Anger can be classified into two categories: passive and aggressive. Passive anger has revealing signs: your child gives you the quiet treatment or murmur; he avoids eye contact and chooses to stay in his room. Be aware however, that unvoiced anger can grow into something mean, possibly even dangerous.
Aggressive anger is more obvious. It can lead to physical harm of oneself and others; it could even lead to death. General behaviors of aggressive anger are terrorization, physical and verbal violence, harshness, bullying, selfishness, blaming, and instability.
The setback is that any or all of these traits may be there in a child at one time or another. The appearance of such behaviors does not always mean that the child has an anger problem in need of treatment; yet their occurrence should be a sign to the parent that anger management for children skills need to be educated so that the child can learn how to sort out his emotional issues.
Children can be big problems in the society when they grow up with unmanaged anger. It is very important to teach children on how to deal with negative emotions in proper ways in their early childhood years. Here are some children anger management guidelines that would help you and your children to have a more enjoyable and peaceful home atmosphere.

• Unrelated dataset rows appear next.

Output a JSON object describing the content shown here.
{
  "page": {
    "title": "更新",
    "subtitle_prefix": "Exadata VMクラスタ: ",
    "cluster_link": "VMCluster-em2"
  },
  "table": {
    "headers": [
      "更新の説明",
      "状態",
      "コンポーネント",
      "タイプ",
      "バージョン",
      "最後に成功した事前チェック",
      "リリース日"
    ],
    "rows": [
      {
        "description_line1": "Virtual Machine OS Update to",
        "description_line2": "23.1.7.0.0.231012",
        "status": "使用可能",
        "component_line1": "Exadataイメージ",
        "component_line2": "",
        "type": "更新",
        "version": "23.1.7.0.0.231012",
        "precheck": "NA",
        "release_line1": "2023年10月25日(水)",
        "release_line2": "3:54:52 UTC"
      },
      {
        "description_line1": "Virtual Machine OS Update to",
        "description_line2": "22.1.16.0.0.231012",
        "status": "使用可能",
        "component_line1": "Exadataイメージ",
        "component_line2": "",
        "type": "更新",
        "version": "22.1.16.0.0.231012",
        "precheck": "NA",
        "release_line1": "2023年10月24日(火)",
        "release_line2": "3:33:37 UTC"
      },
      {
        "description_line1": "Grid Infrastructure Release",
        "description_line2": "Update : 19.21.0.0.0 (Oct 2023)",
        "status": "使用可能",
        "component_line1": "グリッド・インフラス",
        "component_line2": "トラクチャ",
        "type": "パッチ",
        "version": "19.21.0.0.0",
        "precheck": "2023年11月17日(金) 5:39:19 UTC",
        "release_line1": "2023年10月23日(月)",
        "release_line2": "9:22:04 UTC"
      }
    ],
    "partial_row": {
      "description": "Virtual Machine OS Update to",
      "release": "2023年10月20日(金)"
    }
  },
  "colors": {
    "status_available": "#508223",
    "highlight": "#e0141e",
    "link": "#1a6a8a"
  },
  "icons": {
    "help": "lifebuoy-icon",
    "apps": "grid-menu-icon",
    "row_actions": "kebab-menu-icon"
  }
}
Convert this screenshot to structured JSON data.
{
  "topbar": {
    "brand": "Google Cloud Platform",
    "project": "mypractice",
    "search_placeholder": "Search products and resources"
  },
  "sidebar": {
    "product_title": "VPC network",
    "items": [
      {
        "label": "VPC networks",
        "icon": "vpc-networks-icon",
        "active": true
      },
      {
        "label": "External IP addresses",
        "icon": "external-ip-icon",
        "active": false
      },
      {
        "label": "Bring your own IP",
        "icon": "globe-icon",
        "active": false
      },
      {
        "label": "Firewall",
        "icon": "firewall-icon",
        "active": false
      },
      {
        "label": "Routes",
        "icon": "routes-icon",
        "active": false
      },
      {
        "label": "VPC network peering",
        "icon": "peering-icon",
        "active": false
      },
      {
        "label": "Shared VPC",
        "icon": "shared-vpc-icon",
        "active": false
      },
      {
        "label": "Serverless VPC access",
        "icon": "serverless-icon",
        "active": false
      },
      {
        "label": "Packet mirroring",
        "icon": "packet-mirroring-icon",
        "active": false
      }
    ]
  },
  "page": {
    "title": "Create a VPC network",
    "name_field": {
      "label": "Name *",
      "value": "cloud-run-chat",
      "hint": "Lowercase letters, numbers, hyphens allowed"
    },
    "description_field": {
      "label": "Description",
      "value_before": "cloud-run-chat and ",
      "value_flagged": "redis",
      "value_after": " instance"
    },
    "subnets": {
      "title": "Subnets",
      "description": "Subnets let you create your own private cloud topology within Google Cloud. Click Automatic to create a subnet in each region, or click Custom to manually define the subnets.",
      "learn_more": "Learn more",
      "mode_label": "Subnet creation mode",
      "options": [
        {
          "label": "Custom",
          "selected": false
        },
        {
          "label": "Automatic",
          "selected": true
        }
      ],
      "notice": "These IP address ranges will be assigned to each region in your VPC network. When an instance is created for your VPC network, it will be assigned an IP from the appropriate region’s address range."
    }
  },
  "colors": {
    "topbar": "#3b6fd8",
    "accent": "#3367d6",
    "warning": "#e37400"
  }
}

When dealing with toddlers or preschoolers, it is important to be calm during tantrums as you know that they are still learning to control their tempers. But parents must be firm and constant in giving out discipline so your child will consider you seriously. Anger management tips for young children include breaks and diverting little children from discontented feelings when they impend to break out into angry behavior.
When dealing with teen children, you should replace discipline with diplomacy. Parents should learn how to be good listeners to their children. You could ask your son or daughter about their problems and concerns or even their social activities. Children should know in clearly which behaviors should not be allowed at home and even in their schools and in public places, such as the use of vulgar words, grabbing and throwing things, slamming doors, or refusing to do with house chores. Parents might also incorporate rewards for self-discipline and proper anger management. Rewards could be money, extra time to be with friends, extra time on the computer, or television. Parents should be balanced between love coupled with forgiveness and discipline. Let your children know you are on their side, but that as they grow up, they must become responsible for controlling their own emotions, including anger, in ways that are socially acceptable.